Il était bien rare que Sido n'eût pas trouvé dans le jardin, vivaces, épanouies sous la neige, les fleurs de l'ellébore que nous appelons roses de Noël.
En bouquet au centre la table, leurs boutons clos, ovales, violentés par la chaleur du beau feu, s'ouvraient avec une saccade mécanique qui étonnait les chats et que je guettais comme eux.
Nous n'avions ni boudin noir, ni boudin blanc, ni dinde aux marrons, mais les marrons seulement, bouillis et rôtis, et le chef- d'oeuvre de Sido, un pudding blanc, clouté de trois espèces de raisins, Smyrne, Malaga, Corinthe-truffé de melon confit, de cédrat en lamelles, d'oranges en petits dés.
Puis, comme il nous était loisible de veiller, la fête se prolongeait en veillée calme, au chuchotement des journaux froissés, des pages tournées, du feu sur lequel nous jetions quelque élagage vert et une poignée de gros sel qui crépitait et flambait vert sur la braise.
Quoi, rien de plus ? Non, rien. Aucun de nous ne souhaitait davantage, ne se plaignait d'avoir trop peu. Le sifflant hiver assiégeait les persiennes. La grosse bouilloire de cuivre, assise dans les cendres, et les cruchons de terre qu'elle allait remplir, nous promettaient des lits chauds dans les chambres froides.

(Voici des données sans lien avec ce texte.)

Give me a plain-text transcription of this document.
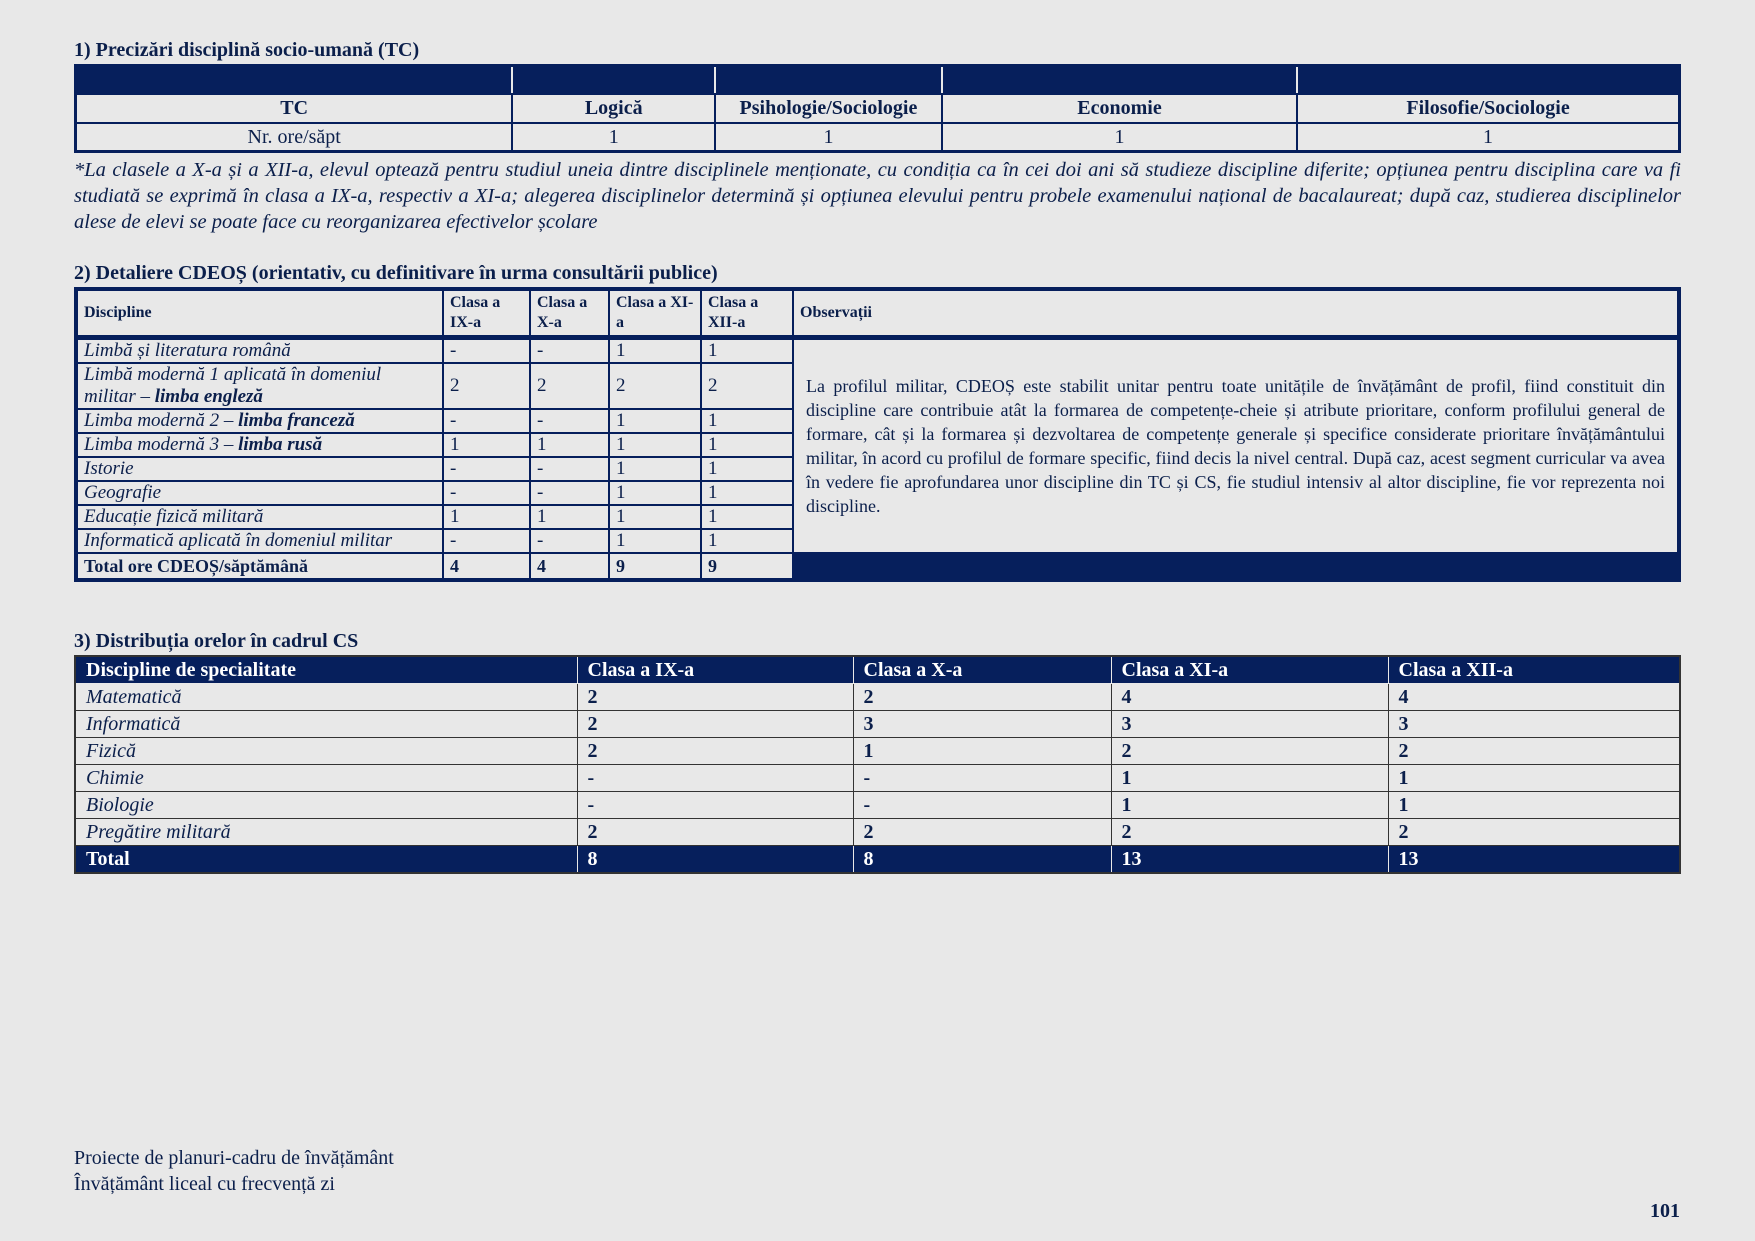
1) Precizări disciplină socio-umană (TC)

TC	Logică	Psihologie/Sociologie	Economie	Filosofie/Sociologie
Nr. ore/săpt	1	1	1	1
*La clasele a X-a și a XII-a, elevul optează pentru studiul uneia dintre disciplinele menționate, cu condiția ca în cei doi ani să studieze discipline diferite; opțiunea pentru disciplina care va fi studiată se exprimă în clasa a IX-a, respectiv a XI-a; alegerea disciplinelor determină și opțiunea elevului pentru probele examenului național de bacalaureat; după caz, studierea disciplinelor alese de elevi se poate face cu reorganizarea efectivelor școlare
2) Detaliere CDEOȘ (orientativ, cu definitivare în urma consultării publice)
Discipline	Clasa a IX-a	Clasa a X-a	Clasa a XI-a	Clasa a XII-a	Observații
Limbă și literatura română	-	-	1	1	La profilul militar, CDEOȘ este stabilit unitar pentru toate unitățile de învățământ de profil, fiind constituit din discipline care contribuie atât la formarea de competențe-cheie și atribute prioritare, conform profilului general de formare, cât și la formarea și dezvoltarea de competențe generale și specifice considerate prioritare învățământului militar, în acord cu profilul de formare specific, fiind decis la nivel central. După caz, acest segment curricular va avea în vedere fie aprofundarea unor discipline din TC și CS, fie studiul intensiv al altor discipline, fie vor reprezenta noi discipline.
Limbă modernă 1 aplicată în domeniul militar – limba engleză	2	2	2	2	
Limba modernă 2 – limba franceză	-	-	1	1	
Limba modernă 3 – limba rusă	1	1	1	1	
Istorie	-	-	1	1	
Geografie	-	-	1	1	
Educație fizică militară	1	1	1	1	
Informatică aplicată în domeniul militar	-	-	1	1	
Total ore CDEOȘ/săptămână	4	4	9	9	
3) Distribuția orelor în cadrul CS
Discipline de specialitate	Clasa a IX-a	Clasa a X-a	Clasa a XI-a	Clasa a XII-a
Matematică	2	2	4	4
Informatică	2	3	3	3
Fizică	2	1	2	2
Chimie	-	-	1	1
Biologie	-	-	1	1
Pregătire militară	2	2	2	2
Total	8	8	13	13
Proiecte de planuri-cadru de învățământ
Învățământ liceal cu frecvență zi
101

-Maman, je ne veux pas me coucher! Je veux veiller toute la nuit, toutes les nuits!
-A ton gré, Minet-Chéri... Voilàle jour. Tu vois, la neige devient bleue entre les lames des persiennes. Tu n'entends pas que les poules chantent ?
Je croyais veiller encore. C'est que, surprise par l'heure tardive, je dormais déjà, la tête sur mes bras pliés, mes tresses au long des joues comme deux couleuvres gardiennes. "

Colette. "Paris, de ma fenêtre"


Et en plus, c'est admirablement écrit...
Bon Noël à tous!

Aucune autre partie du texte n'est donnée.